Decided June 12, 2006.
Jacquelyn F. Luther, for appellant.
Sanders, Haugen & Sears, Walter S. Haugen, for appellee.
The record thus does not support the majority’s position that appellant was arrested and incarcerated as the result of a self-effectuating order regarding future acts. Rather, appellant was properly arrested and incarcerated for his failure to pay the amount for which he was adjudicated as being in arrears in May 2001. See Floyd v. Floyd, 247 Ga. 551 (2) (277 SE2d 658) (1981).

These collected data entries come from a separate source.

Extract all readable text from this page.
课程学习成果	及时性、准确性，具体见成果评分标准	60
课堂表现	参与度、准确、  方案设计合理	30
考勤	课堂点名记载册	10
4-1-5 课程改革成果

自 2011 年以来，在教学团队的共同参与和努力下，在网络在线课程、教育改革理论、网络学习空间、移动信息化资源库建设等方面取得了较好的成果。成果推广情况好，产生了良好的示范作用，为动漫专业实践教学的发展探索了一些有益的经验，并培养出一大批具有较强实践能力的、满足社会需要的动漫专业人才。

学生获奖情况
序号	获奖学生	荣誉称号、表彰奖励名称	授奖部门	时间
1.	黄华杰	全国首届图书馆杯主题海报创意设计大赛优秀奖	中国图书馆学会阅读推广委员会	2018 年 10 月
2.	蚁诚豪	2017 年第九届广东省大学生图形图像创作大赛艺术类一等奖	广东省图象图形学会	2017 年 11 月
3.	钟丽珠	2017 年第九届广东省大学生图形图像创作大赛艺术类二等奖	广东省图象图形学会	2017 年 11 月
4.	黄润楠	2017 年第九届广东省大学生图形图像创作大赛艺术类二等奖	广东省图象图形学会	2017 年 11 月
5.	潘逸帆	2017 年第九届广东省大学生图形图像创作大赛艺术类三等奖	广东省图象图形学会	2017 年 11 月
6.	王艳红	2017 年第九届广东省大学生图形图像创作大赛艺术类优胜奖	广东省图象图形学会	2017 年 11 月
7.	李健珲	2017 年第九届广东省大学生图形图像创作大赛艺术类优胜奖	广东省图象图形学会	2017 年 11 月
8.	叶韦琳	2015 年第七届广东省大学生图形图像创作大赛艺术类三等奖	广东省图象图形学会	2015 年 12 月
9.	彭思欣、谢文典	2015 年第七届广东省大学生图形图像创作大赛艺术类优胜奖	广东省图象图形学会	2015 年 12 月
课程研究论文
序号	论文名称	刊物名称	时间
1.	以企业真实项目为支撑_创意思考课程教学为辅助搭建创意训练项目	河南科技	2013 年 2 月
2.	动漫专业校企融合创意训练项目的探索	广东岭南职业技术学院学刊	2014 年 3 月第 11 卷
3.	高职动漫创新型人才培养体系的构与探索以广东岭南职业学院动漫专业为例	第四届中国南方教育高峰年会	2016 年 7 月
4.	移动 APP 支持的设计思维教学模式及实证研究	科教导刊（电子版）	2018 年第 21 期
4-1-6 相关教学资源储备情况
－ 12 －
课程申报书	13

Accordingly, I cannot agree with the majority’s reversal of the trial court’s order properly denying appellant’s motion to vacate or set aside the ex parte order for his arrest and incarceration.3

 The ex parte order provided, in pertinent part, that the May 2001 order required appellant to
continue to pay his regular child support of $900.00 per month and $100.00 per month towards the arrearage of $13,400.00, that said funds should be paid through the Carroll County Clerk of Superior Court, and if [appellant] failed to make these payments, upon the Clerk’s issuance of an affidavit attesting to this fact, this Court should execute an Order directing the Sheriff to arrest and incarcerate [appellant] until the balance of the arrearage is paid in full.

 Although, the majority does not expressly reverse the trial court on any other ground, as to the two items it “notes” in its opinion regarding the affidavit issue, see Majority Opinion, p. 621,1 see no problem in the lack of precise identification of the person authorized to make the affidavit required by the May 2001 order, given that the order specifically directed appellant to make his payments “to the Carroll County Clerk of Superior Court” and the affidavit in this case was provided by the individual occupying that position. The majority provides no explanation why it is pertinent to this appeal that “the record is devoid of any information as to what prompted the clerk of the court to issue his affidavit three and one-half years after” the May 2001 order, id., and I can discern no reason why that fact would require reversal of the trial court’s denial of appellant’s motion.